Theater review: What If? keeps the laughs rolling with The Practice Child | Theater | Charleston City Paper

Theater review: What If? keeps the laughs rolling with The Practice Child 

No practice needed

What If? Productions opened their second Playwrights Festival last night with a bang — or make that a buzz. To kick off opening night of The Practice Child, which takes place in a hospital room, What If? hosted a pre-show party complete with hospital wristbands for all audience members, complimentary cocktails, and a high-stakes game of Operation in which making the buzzer go off meant taking a Jell-O shot. It was a perfect preface to The Practice Child, a totally absurd and very funny comedy by SCAD graduate Tyler Stuart.

In Stuart’s play, which was the winner of last year’s What If? Playwrights Festival, Bill and his older brother Blil, as well as Bill’s fiancée Samantha and Bill and Blil’s mother Shirley, are dealing with Bill’s brain tumor, which has landed him in the hospital. Bill is a functional, down-to-earth adult, while Blil can scarcely take care of himself. That’s because their mother misspelled Blil’s name on his birth certificate and immediately wrote him off as a mistake, or “practice child.” Shirley herself is a hilarious holy terror given to high dramatics, lots of drinking, and bombastic behavior. The plot follows Bill’s treatment over a couple of days, during which time Blil falls in love with Samantha, Shirley tries to test Bill’s treatment on Blil, and various shenanigans ensue.

Stuart has an undeniable gift for comic writing, and he’s managed to create a play that is ridiculously funny, but not ridiculous. Part of this is because, unlike so many early-career writers, he’s capable of restraint — The Practice Child is divided into many short scenes, which keep any one joke or scenario from overstaying its welcome or devolving into self-indulgence (except perhaps in one case — Bill’s doctor, Dr. Cushing, has one line that he repeats over and over that got a bit tiresome).

The cast obviously understands the importance of this distinction, and they make the most of the humor without overplaying it. Bill (Randy Risher) and Samantha (Mary Fishburne) are the straight men of the group, and keep the story grounded in reality. The two actors even create some poignant moments between them, a pleasant surprise in a play so entirely comic. Dr. Cushing (George Younts) is Bill’s elderly, forgetful physician. Younts had a strong handle on the character, but he played him as overly loud and more of a caricature than he needed to be. That may be the fault of the playwright, who seems to have committed his only instance of overwriting with this character.
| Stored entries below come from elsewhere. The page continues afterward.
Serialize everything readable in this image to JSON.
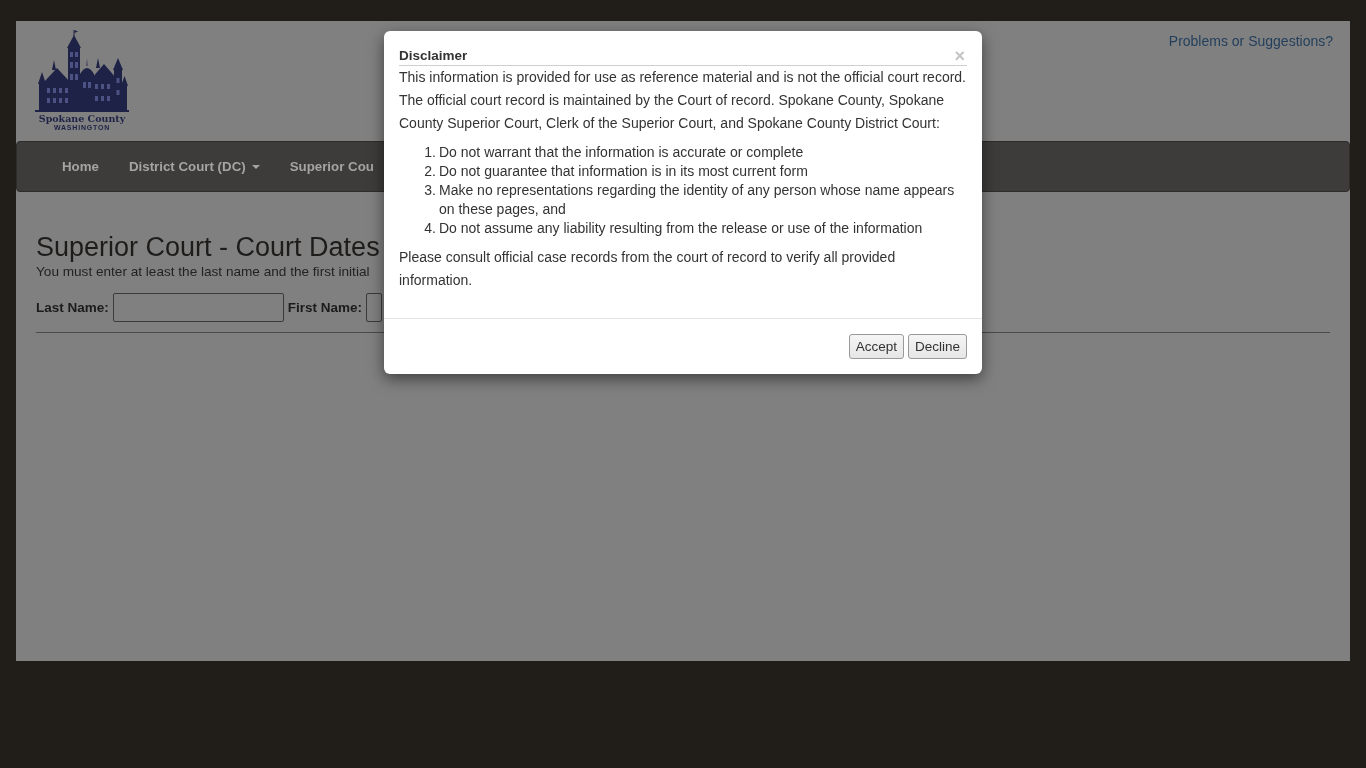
{
  "header": {
    "logo": {
      "title": "Spokane County",
      "subtitle": "WASHINGTON"
    },
    "feedback_link": "Problems or Suggestions?"
  },
  "nav": {
    "items": [
      {
        "label": "Home",
        "dropdown": false
      },
      {
        "label": "District Court (DC)",
        "dropdown": true
      },
      {
        "label": "Superior Cou",
        "dropdown": false
      }
    ]
  },
  "content": {
    "title": "Superior Court - Court Dates",
    "instructions": "You must enter at least the last name and the first initial",
    "fields": [
      {
        "label": "Last Name:"
      },
      {
        "label": "First Name:"
      }
    ]
  },
  "dialog": {
    "title": "Disclaimer",
    "close": "×",
    "intro": "This information is provided for use as reference material and is not the official court record. The official court record is maintained by the Court of record. Spokane County, Spokane County Superior Court, Clerk of the Superior Court, and Spokane County District Court:",
    "points": [
      {
        "number": "1.",
        "text": "Do not warrant that the information is accurate or complete"
      },
      {
        "number": "2.",
        "text": "Do not guarantee that information is in its most current form"
      },
      {
        "number": "3.",
        "text": "Make no representations regarding the identity of any person whose name appears on these pages, and"
      },
      {
        "number": "4.",
        "text": "Do not assume any liability resulting from the release or use of the information"
      }
    ],
    "note": "Please consult official case records from the court of record to verify all provided information.",
    "buttons": [
      {
        "label": "Accept"
      },
      {
        "label": "Decline"
      }
    ]
  }
}
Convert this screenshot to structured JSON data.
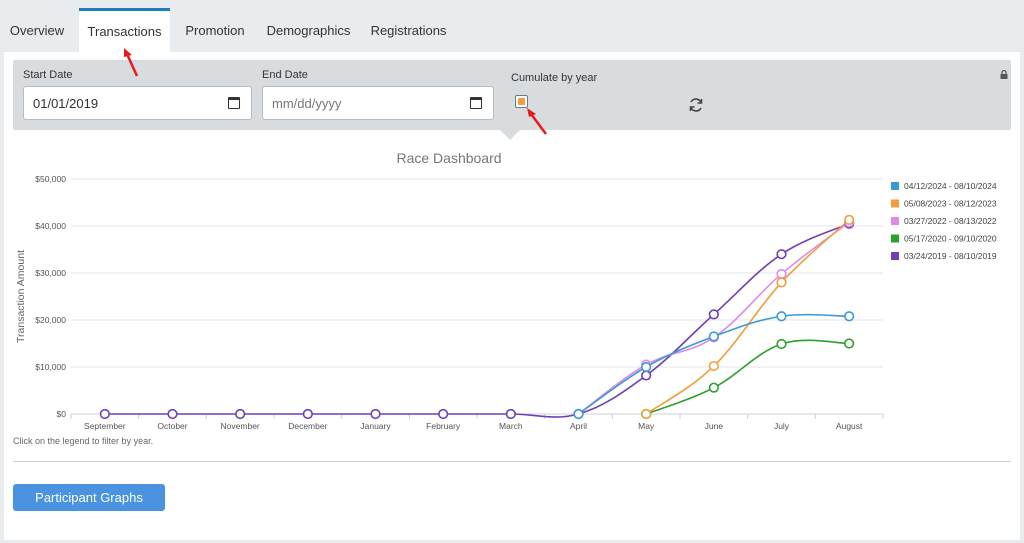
{
  "tabs": [
    {
      "label": "Overview",
      "active": false
    },
    {
      "label": "Transactions",
      "active": true
    },
    {
      "label": "Promotion",
      "active": false
    },
    {
      "label": "Demographics",
      "active": false
    },
    {
      "label": "Registrations",
      "active": false
    }
  ],
  "filters": {
    "start_label": "Start Date",
    "start_value": "01/01/2019",
    "end_label": "End Date",
    "end_placeholder": "mm/dd/yyyy",
    "cumulate_label": "Cumulate by year",
    "cumulate_checked": true
  },
  "chart_data": {
    "type": "line",
    "title": "Race Dashboard",
    "ylabel": "Transaction Amount",
    "xlabel": "",
    "categories": [
      "September",
      "October",
      "November",
      "December",
      "January",
      "February",
      "March",
      "April",
      "May",
      "June",
      "July",
      "August"
    ],
    "yticks": [
      "$0",
      "$10,000",
      "$20,000",
      "$30,000",
      "$40,000",
      "$50,000"
    ],
    "ylim": [
      0,
      50000
    ],
    "grid": true,
    "legend_position": "right",
    "series": [
      {
        "name": "04/12/2024 - 08/10/2024",
        "color": "#3a9ad9",
        "start": 7,
        "values": [
          0,
          0,
          0,
          0,
          0,
          0,
          0,
          0,
          10000,
          16500,
          20800,
          20800
        ]
      },
      {
        "name": "05/08/2023 - 08/12/2023",
        "color": "#f39c3a",
        "start": 8,
        "values": [
          0,
          0,
          0,
          0,
          0,
          0,
          0,
          0,
          0,
          10200,
          28000,
          41300
        ]
      },
      {
        "name": "03/27/2022 - 08/13/2022",
        "color": "#e08ae8",
        "start": 7,
        "values": [
          0,
          0,
          0,
          0,
          0,
          0,
          0,
          0,
          10500,
          16300,
          29800,
          40800
        ]
      },
      {
        "name": "05/17/2020 - 09/10/2020",
        "color": "#2ca02c",
        "start": 8,
        "values": [
          0,
          0,
          0,
          0,
          0,
          0,
          0,
          0,
          0,
          5600,
          14900,
          15000
        ]
      },
      {
        "name": "03/24/2019 - 08/10/2019",
        "color": "#6f3fb5",
        "start": 0,
        "values": [
          0,
          0,
          0,
          0,
          0,
          0,
          0,
          0,
          8200,
          21200,
          34000,
          40500
        ]
      }
    ]
  },
  "hint": "Click on the legend to filter by year.",
  "button_label": "Participant Graphs",
  "icons": {
    "refresh": "refresh-icon",
    "lock": "lock-icon",
    "calendar": "calendar-icon"
  }
}
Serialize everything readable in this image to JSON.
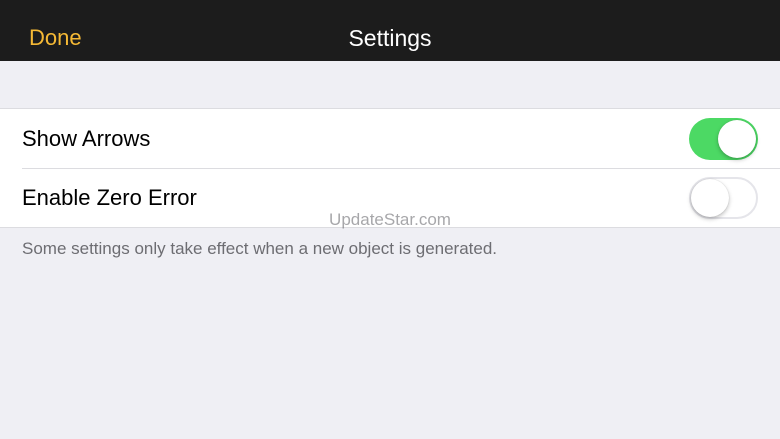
{
  "navbar": {
    "done_label": "Done",
    "title": "Settings",
    "accent_color": "#f5b935"
  },
  "settings": {
    "rows": [
      {
        "label": "Show Arrows",
        "enabled": true
      },
      {
        "label": "Enable Zero Error",
        "enabled": false
      }
    ],
    "footer_note": "Some settings only take effect when a new object is generated.",
    "toggle_on_color": "#4cd964"
  },
  "watermark": "UpdateStar.com"
}
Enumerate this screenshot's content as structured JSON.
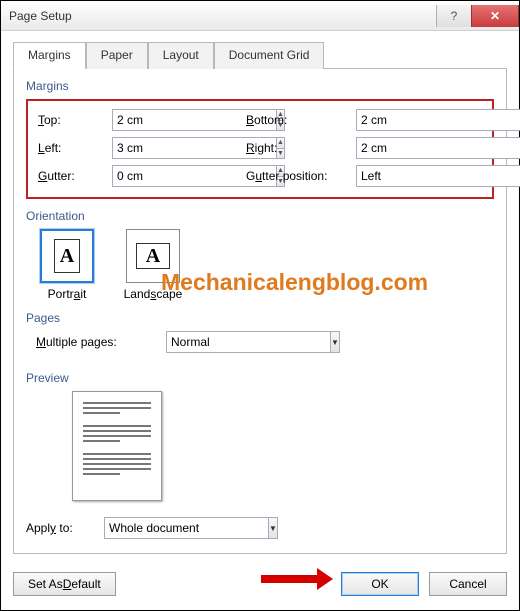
{
  "titlebar": {
    "title": "Page Setup",
    "help": "?",
    "close": "✕"
  },
  "tabs": {
    "margins": "Margins",
    "paper": "Paper",
    "layout": "Layout",
    "grid": "Document Grid"
  },
  "margins_group_label": "Margins",
  "margins": {
    "top_label": "Top:",
    "top_value": "2 cm",
    "bottom_label": "Bottom:",
    "bottom_value": "2 cm",
    "left_label": "Left:",
    "left_value": "3 cm",
    "right_label": "Right:",
    "right_value": "2 cm",
    "gutter_label": "Gutter:",
    "gutter_value": "0 cm",
    "gutter_pos_label": "Gutter position:",
    "gutter_pos_value": "Left"
  },
  "orientation": {
    "group_label": "Orientation",
    "portrait_label": "Portrait",
    "landscape_label": "Landscape",
    "glyph": "A"
  },
  "pages": {
    "group_label": "Pages",
    "multiple_label": "Multiple pages:",
    "multiple_value": "Normal"
  },
  "preview": {
    "group_label": "Preview"
  },
  "apply": {
    "label": "Apply to:",
    "value": "Whole document"
  },
  "buttons": {
    "default": "Set As Default",
    "ok": "OK",
    "cancel": "Cancel"
  },
  "watermark": "Mechanicalengblog.com",
  "spin_up": "▲",
  "spin_down": "▼",
  "combo_arrow": "▼"
}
Brian Bogstad is very funny as Blil, a kind of sad man-child who writes poems that range from sweet to creepy as hell and is capable both of going under the knife for his brother, and of attempting (poorly, of course) to kill that same brother in order to get Samantha. He’s also utterly ruled by his mother, played by Sarah Coe. Coe’s Shirley is a massive personality, from her heavily applied makeup to her power pantsuit to the martinis that she pours into margarita glasses. Her bizarre cruelty toward her eldest son includes spraying him in the face with a spray bottle when he’s bad, beating him with a stick, and verbally berating him any time she gets the chance. And as terrible as she is, she’s also one of the funniest characters in the play.

So is Astronaut Ted Danson, played by Andre Hinds. The “astronaut” is the long-lost father that Blil finds sitting outside a sperm bank (it’s a long story). Astronaut Ted Danson is, of course, not their real father, and appears to be homeless, but he happily comes along with Blil to Bill’s hospital room to support his new family in their time of trial. Suffice it to say that Hinds pulls off this crazy character with aplomb from the moment he walks onstage in his stained sweatpants and duct-taped shoes, a huge beatific grin on his face.

And first-time director Darryl LaPlante also deserves recognition — he’s kept this a fast-moving play that makes the most of its many strengths, from the writing to the cast to the simple but effective technical design.

There were a few shaky moments when timing was off for lines or entrances, but they were only minor distractions. The Practice Child is definitely the work of a talented writer. Let’s hope the winning play of this year’s Playwrights Festival is anywhere near as enjoyable.